He thought of the toil-hardened hands of the women of
his home. This girl represented all that he had been taught to abjure,
all that--by inheritance--he had in the abstract condemned. She
represented the vanities; she was vanity itself; and now he was
recklessly, contumaciously, glad of it. Her sheer loveliness of being
intoxicated him; suddenly it seemed as absolutely necessary to life as
the virtues of moral rectitude and homely labor. Personally, he
discovered, he preferred such beauty to the latter adamantine
qualities. He had a fleet moment of amazed self-consciousness: Elim
Meikeljohn--his father an elder in the house of God--astray in the
paths of condemned worldly frivolities!
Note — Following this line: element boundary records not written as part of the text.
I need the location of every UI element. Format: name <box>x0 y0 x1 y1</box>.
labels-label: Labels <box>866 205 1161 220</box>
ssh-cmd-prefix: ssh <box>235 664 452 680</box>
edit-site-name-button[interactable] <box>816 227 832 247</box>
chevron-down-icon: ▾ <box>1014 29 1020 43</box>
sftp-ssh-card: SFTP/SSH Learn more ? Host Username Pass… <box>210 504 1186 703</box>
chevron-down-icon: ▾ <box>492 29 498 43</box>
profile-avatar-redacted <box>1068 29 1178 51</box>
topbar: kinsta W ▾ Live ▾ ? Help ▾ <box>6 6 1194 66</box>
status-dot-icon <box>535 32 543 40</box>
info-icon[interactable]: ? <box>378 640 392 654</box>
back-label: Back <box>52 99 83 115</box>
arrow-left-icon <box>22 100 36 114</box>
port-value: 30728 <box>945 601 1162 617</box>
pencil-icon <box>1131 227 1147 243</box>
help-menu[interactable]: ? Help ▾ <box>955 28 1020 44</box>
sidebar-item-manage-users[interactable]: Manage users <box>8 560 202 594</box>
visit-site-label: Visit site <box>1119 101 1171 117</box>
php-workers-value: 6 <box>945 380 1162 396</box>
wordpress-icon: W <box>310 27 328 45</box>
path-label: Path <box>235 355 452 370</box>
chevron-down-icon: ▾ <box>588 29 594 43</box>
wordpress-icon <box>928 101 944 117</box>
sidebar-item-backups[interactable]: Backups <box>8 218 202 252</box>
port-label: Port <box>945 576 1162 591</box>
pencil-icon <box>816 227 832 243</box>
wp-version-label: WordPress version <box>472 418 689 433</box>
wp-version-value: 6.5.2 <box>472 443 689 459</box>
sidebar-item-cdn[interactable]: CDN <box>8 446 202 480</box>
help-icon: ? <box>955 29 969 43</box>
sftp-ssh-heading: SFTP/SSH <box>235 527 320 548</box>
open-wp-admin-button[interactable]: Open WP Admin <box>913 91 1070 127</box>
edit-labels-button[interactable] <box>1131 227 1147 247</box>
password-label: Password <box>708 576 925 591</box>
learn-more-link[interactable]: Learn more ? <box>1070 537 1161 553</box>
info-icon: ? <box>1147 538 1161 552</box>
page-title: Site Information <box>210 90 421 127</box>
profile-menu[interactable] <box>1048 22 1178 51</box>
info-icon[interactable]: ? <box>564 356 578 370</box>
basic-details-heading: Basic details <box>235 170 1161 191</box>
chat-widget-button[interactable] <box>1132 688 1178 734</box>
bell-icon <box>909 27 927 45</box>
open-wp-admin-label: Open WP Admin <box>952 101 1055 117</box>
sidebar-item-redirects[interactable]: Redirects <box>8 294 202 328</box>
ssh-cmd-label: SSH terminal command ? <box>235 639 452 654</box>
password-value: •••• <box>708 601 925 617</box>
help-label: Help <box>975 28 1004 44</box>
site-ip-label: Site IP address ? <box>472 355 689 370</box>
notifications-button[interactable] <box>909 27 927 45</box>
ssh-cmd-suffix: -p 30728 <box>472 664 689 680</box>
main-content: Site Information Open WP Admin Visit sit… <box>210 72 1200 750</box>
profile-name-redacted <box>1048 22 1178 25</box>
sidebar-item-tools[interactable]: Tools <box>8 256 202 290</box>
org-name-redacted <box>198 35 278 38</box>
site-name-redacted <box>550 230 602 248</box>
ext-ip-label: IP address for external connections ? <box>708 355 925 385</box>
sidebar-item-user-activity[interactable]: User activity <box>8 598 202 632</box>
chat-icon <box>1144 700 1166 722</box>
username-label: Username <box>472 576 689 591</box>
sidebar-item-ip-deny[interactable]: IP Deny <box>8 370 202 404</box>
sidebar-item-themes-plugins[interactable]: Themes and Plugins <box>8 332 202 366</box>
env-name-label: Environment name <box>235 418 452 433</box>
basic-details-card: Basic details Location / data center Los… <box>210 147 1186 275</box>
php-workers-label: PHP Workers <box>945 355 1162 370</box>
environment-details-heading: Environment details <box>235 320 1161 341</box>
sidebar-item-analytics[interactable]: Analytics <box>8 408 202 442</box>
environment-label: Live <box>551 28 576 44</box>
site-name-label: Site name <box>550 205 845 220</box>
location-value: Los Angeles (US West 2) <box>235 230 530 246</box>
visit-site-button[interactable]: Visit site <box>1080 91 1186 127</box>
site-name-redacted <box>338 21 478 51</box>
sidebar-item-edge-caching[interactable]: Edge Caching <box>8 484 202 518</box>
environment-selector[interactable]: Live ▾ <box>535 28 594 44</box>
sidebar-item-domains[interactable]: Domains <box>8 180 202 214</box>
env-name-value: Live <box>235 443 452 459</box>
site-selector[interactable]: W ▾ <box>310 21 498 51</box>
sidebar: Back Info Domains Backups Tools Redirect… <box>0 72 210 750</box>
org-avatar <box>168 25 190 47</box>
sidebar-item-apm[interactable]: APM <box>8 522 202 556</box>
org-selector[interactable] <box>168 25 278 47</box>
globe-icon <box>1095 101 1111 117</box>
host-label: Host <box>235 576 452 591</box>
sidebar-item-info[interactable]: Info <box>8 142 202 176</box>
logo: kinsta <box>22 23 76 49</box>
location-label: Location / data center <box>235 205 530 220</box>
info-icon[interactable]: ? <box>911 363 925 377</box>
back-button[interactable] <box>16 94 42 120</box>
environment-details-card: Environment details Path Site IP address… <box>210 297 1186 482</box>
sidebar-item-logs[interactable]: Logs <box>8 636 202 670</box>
Then he recalled a little bush
of vivid red roses his mother carefully protected and cultivated; he
saw their bright fragrant patch on the rocky gray expanse of the
utilitarian acres; and suddenly a light of new understanding enveloped
his mother's gaunt drearily-clad figure. He employed in this connection
the surprising word "starved." ... Rosemary Roselle was a flower.
Indy returned with a small hat of honey-colored straw and a soft white-
silk mantilla. The former she drew upon the girl's head and wrapped the
shawl about the slim shoulders.
"Now," she pronounced decisively, "we're going to find your papa." She
led Rosemary Roselle toward the outer door. Elim found his cap in the
hall and followed them down the bricked steps to the street.